Our annual analysis of who’s who in patenting innovations
Fresh names are making waves in this, our sixth Patent Power scorecard. After our analysis of thousands of patent portfolios for the 2011 calendar year, two newcomers—Intelligent Technologies International and Fluidigm Corp.—have debuted at Nos. 1 and 2 in the Scientific Instruments category. In Communication/Internet Services, three new companies—Airbiquity, Ruckus Wireless, and Wi-LAN—entered the top 10. And newcomers also drove big changes in Automotive and Parts, with Gentex, Gentherm, Grammer, and Ceradyne replacing established names, including Hyundai, Renault, and Delphi.
The scorecards are based on objective, quantitative benchmarking of the patent portfolios of more than 5000 leading commercial enterprises, academic institutions, nonprofit organizations, and government agencies. This benchmarking—carried out by us at 1790 Analytics, based in Haddonfield, N.J.—takes into account not only the size of organizations’ patent portfolios but also the quality, as reflected in characteristics such as growth, impact, originality, and general applicability.
The focus on both patent quantity and quality allows small, innovative organizations to sit alongside much larger household names. So while IBM and Hewlett-Packard head the Computer Systems category, there is room for smaller, cutting-edge (even controversial) companies such as D-Wave Systems, a developer of quantum computers. Similarly, in Semiconductor Manufacturing, Samsung Electronics and SanDisk Corp. lead the way, but the category also includes much smaller, specialist companies such as Intermolecular and Tela Innovations. The scorecard thus allows readers to see where leading organizations stand against their competitors, while also highlighting small organizations that may otherwise fail to gain recognition for their innovative technologies. (See “Constructing the Patent Power Scorecard” for a detailed description of our methodology and an explanation of the table headings.)
Beyond the new entrants mentioned above, what are the highlights to look for in this year’s scorecard? Last year, we showcased the rise of Apple to the top of the Electronics category, despite its relatively small patent portfolio. Apple wasn’t able to hold on to the top spot this year, falling to third behind Canon and Hon Hai Precision Industry Co. (Foxconn), but is still punching well above its weight given the much larger patent portfolios surrounding it. Meanwhile, Google, one of Apple’s main rivals in the smartphone patent wars, continues to strengthen its patent portfolio, knocking Yahoo off the top of the Communication/Internet Services category.

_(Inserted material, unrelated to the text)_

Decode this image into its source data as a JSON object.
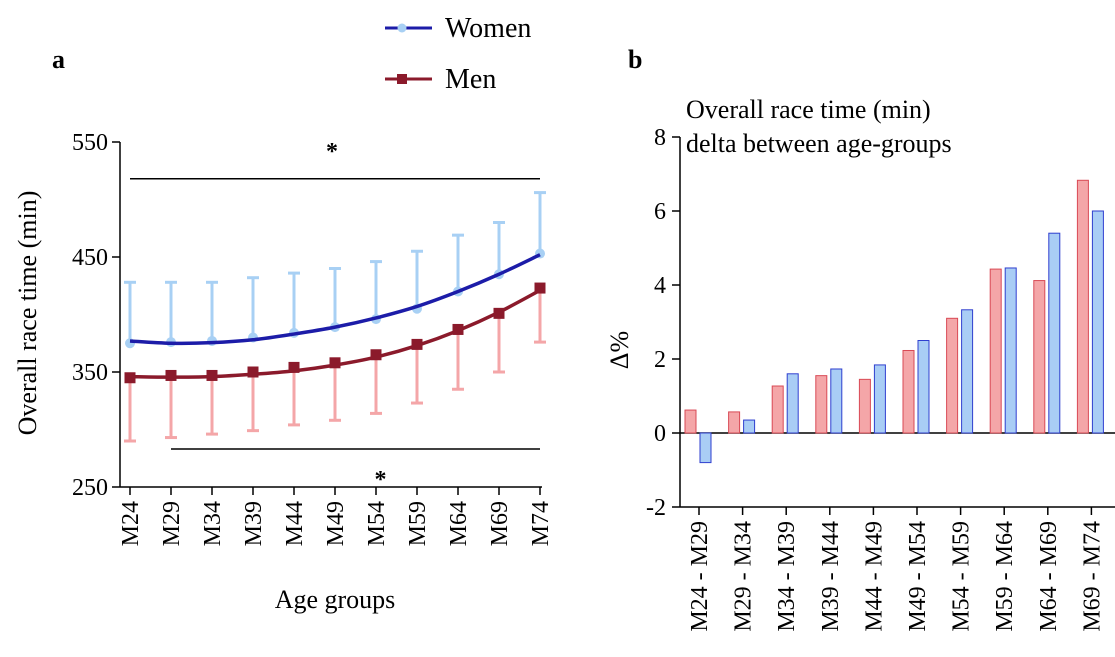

We also saw significant moves from BAE Systems (17th to 4th in Aerospace and Defense), Juniper Networks (8th to 4th in the otherwise relatively stable Communication/Internet Equipment), and Citrix Systems (12th to 2nd in Computer Software, behind only Microsoft).
Update: Due to a categorization error, in an earlier version of this scorecard Ruckus Wireless Inc. was ranked in the Communication/Internet Equipment scorecard, rather than appearing in the Communication/Internet Services scorecard. The scorecards now reflect the correct categories and rankings.